Another inmate who received special favors was a violent Skinhead named James “Spinner” Abbott, who was in and out of custody for 15 years. Abbott, a so-called independent, was a good match for Ziska. The two would talk about German philosopher Friedrich Nietzsche and Adolf Hitler’s Mein Kampf. “The white race is genetically superior,” he said from the witness stand. “Smarter. We invented almost everything. Ziska told me that he started out as a traditional Skin, but it seemed to me that he got more infatuated with the [Nazi Low Riders]. He liked the structure of them. He seemed to gravitate towards that.”
Ziska regularly taught Abbott martial arts, how to thwart a knife or pepper-spray attack, and gave him Plexiglas so he could make a weapon. “I was in that wicked way,” he said. “Ziska wanted us to be strapped in in case of a riot.”
Abbott also planned the beatings of an inmate who was “wagging his weenie” at two corrections officers, as well as a child molester, at the behest of Ziska. “When my homeboy was socking him up, Ziska walked down toward the guard shack, and when the old man screamed, he looked away like it was coming from another direction. It was funny. He didn’t go check to see if he was okay,” said Abbott, about the second beating.

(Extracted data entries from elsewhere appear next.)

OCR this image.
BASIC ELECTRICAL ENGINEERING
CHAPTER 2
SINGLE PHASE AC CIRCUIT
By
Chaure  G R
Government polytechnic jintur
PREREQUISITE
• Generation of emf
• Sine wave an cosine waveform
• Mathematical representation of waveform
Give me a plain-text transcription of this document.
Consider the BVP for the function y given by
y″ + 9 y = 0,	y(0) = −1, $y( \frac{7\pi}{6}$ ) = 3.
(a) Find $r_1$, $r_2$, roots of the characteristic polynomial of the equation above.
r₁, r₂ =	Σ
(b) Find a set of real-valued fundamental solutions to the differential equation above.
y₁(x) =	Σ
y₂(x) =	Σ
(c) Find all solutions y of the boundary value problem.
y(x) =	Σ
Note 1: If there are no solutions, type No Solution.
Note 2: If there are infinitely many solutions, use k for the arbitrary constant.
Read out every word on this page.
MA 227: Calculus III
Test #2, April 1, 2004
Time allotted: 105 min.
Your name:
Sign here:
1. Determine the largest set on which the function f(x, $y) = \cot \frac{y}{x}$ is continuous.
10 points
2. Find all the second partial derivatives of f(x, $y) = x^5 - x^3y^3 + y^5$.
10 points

But not everyone was buying the inmates’ stories.
“They are all cons,” said defense attorney Salzman. “They have major sentences. The government is arguing that the motive is racial. He might be a hard person, but he is not a racist. Someone would have picked this up. Other guards wouldn’t have tolerated this. Why would he do it? Why would he sacrifice his career for this purpose?”
Chino corrections officer Richard Allan Palacios Sr. worked the 8 a.m. to 4 p.m. shift with Ziska in the late 1990s. The two officers got on reasonably well. Palacios didn’t ask too many questions when he saw 15 to 30 white inmates out of their cells at one time, and Ziska provided no answers. Instead, Palacios would grab another officer, and the two would corral the inmates back into their cells. It was a regular ritual. It was usually followed by Ziska’s letting them back out. “We would confront inmates, and they said they got permission from Ziska,” he said. “They would be screaming out his name.”